Predicted ADMET properties of the top compounds and standard drug
The Plasma Protein Binding (PPB) of rosmarinic acid, efavirenz, arctigenin, luteolin, anolignan A, and quercetin were 77.3%, 99.3%, 95.8%, 97.6%, 97.7%, 98.7%, and 51.3%, respectively. The optimal PPB of drugs is < 90%. High plasma protein-bound drugs may have a low therapeutic index. Rosmarinic acid, arctigenin, luteolin, and quercetin have moderate plasma clearance, while anolignan A and efavirenz have low clearance. The top compounds exhibited a short half-life. The toxicity profile showed that Rosmarinic acid and quercetin have carcinogenic potential, whereas Luteolin and anolignans A are hepatotoxic. Furthermore, rosmarinic acid, luteolin, and anolignan A were predicted to have nephrotoxic potential. Lastly, only quercetin showed genotoxic potential. Interestingly, arctigenin and efavirenz exhibited a similar toxicity profile, with no hepatotoxic, nephrotoxic, genotoxic, or carcinogenic potential (Fig. 6).
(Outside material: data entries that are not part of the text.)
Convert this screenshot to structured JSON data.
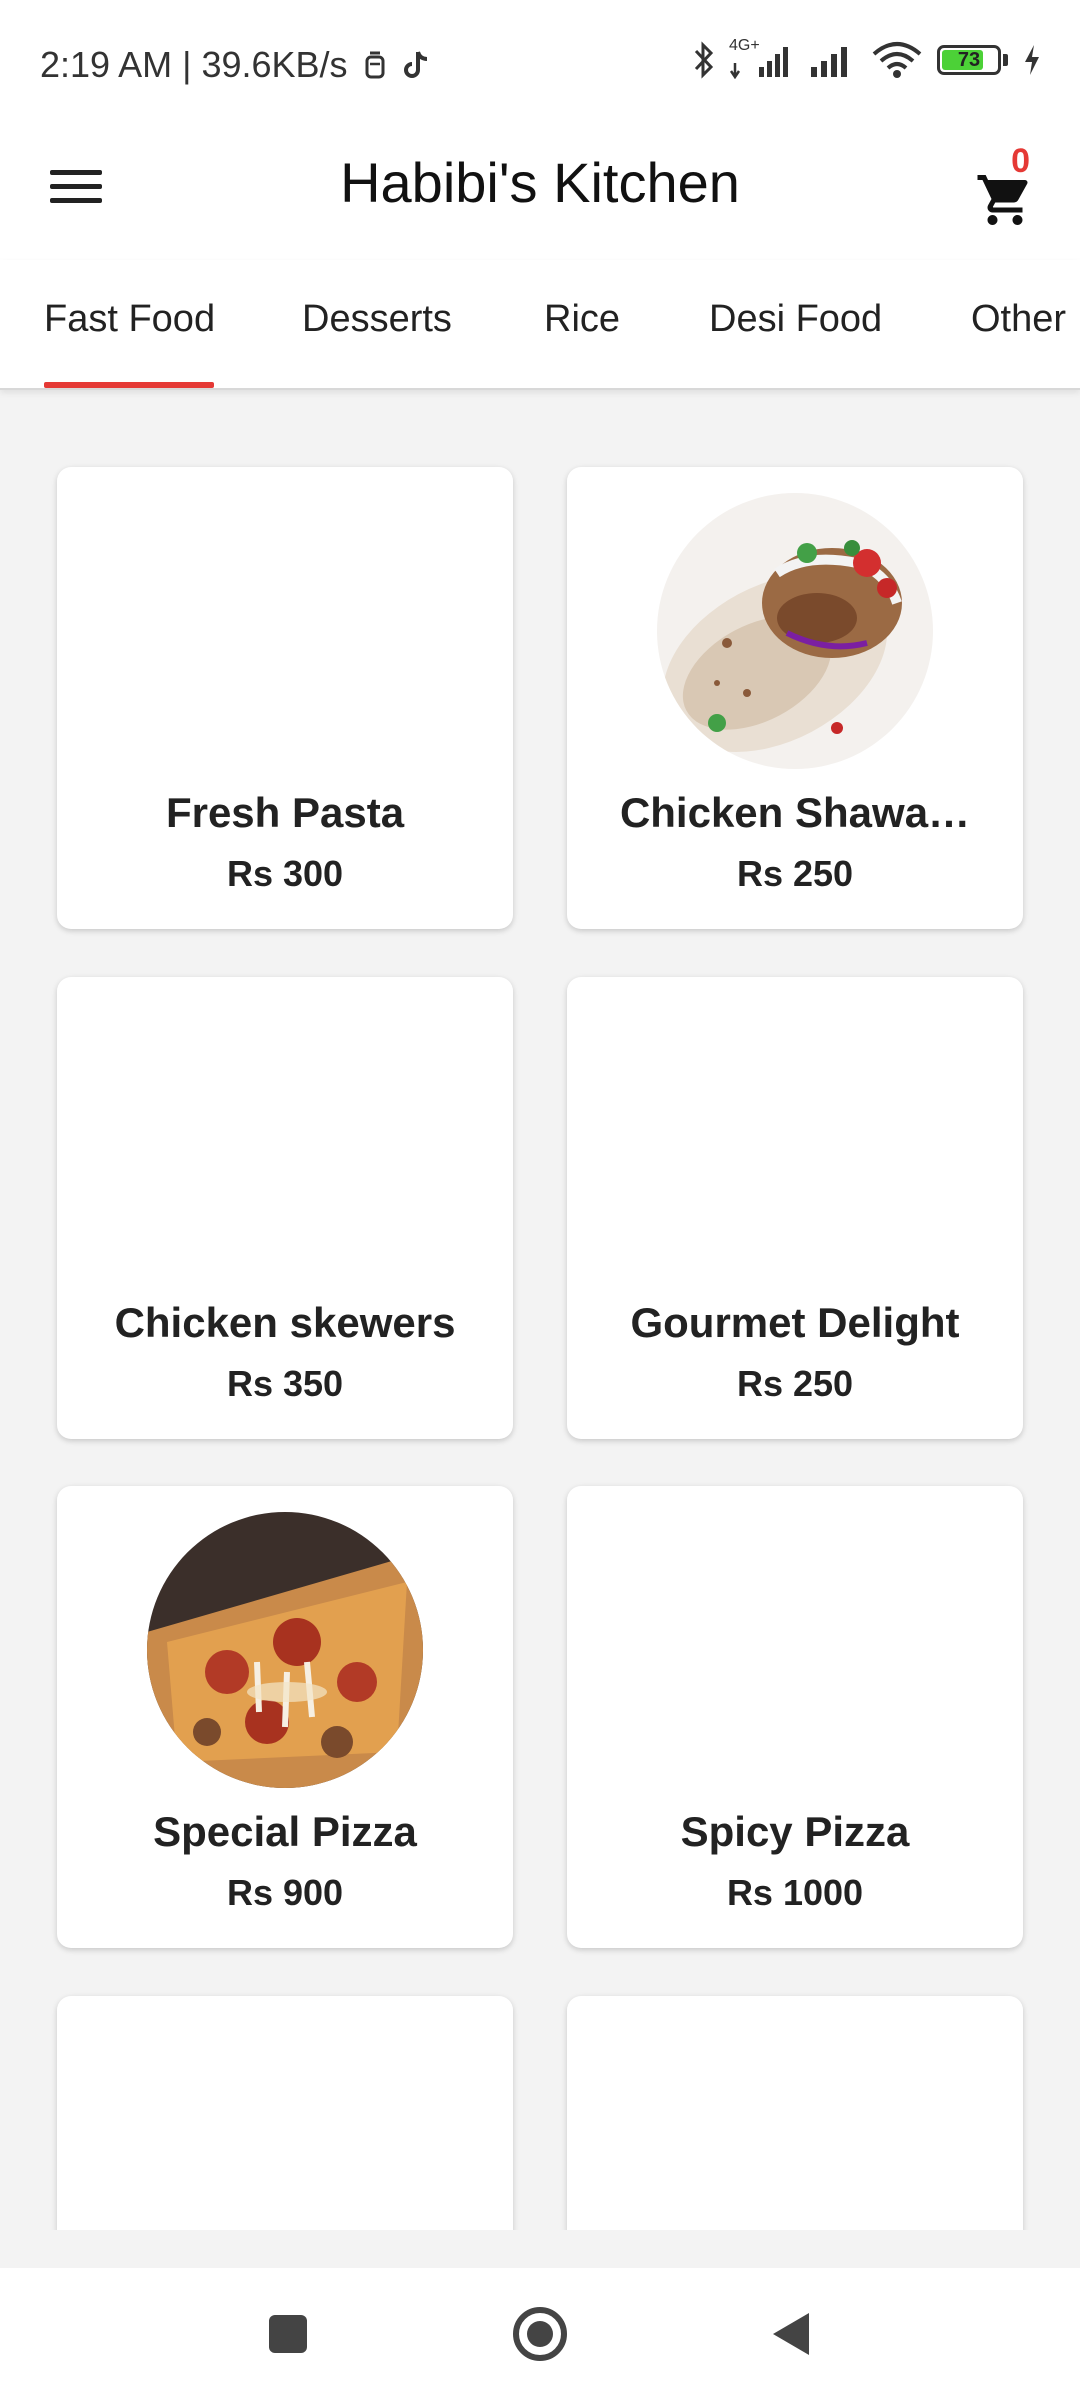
{
  "status_bar": {
    "left_text": "2:19 AM | 39.6KB/s",
    "battery": "73",
    "network_label": "4G+"
  },
  "app_bar": {
    "title": "Habibi's Kitchen",
    "cart_count": "0"
  },
  "tabs": [
    {
      "label": "Fast Food",
      "selected": true
    },
    {
      "label": "Desserts",
      "selected": false
    },
    {
      "label": "Rice",
      "selected": false
    },
    {
      "label": "Desi Food",
      "selected": false
    },
    {
      "label": "Other",
      "selected": false
    }
  ],
  "items": [
    {
      "name": "Fresh Pasta",
      "price": "Rs 300"
    },
    {
      "name": "Chicken Shawa…",
      "price": "Rs 250"
    },
    {
      "name": "Chicken skewers",
      "price": "Rs 350"
    },
    {
      "name": "Gourmet Delight",
      "price": "Rs 250"
    },
    {
      "name": "Special Pizza",
      "price": "Rs 900"
    },
    {
      "name": "Spicy Pizza",
      "price": "Rs 1000"
    }
  ],
  "colors": {
    "accent": "#e53935",
    "background": "#f3f3f3",
    "card": "#ffffff"
  }
}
Molecular dynamics simulation
Molecular dynamics (MD) simulation is a computational method used to understand the intrinsic interactions between selected ligands and the protein structure. MD tends to further refine and confirm the docking results of protein-inhibitor complexes. Additionally, MD simulation elucidates the dynamic features of the top-ranking small molecules obtained from docking procedures on a nanosecond scale. The simulation results obtained are analyzed based on statistical parameters, including the root mean square deviation (RMSD), root mean square fluctuation (RMSF), and the radius of gyration (Rg) [46]. To better understand the interactions involved in the inhibition of HIV-1 reverse transcriptase (HIV-1 RT), we performed an MD simulation for 100 ns, and subsequently analyzed the results.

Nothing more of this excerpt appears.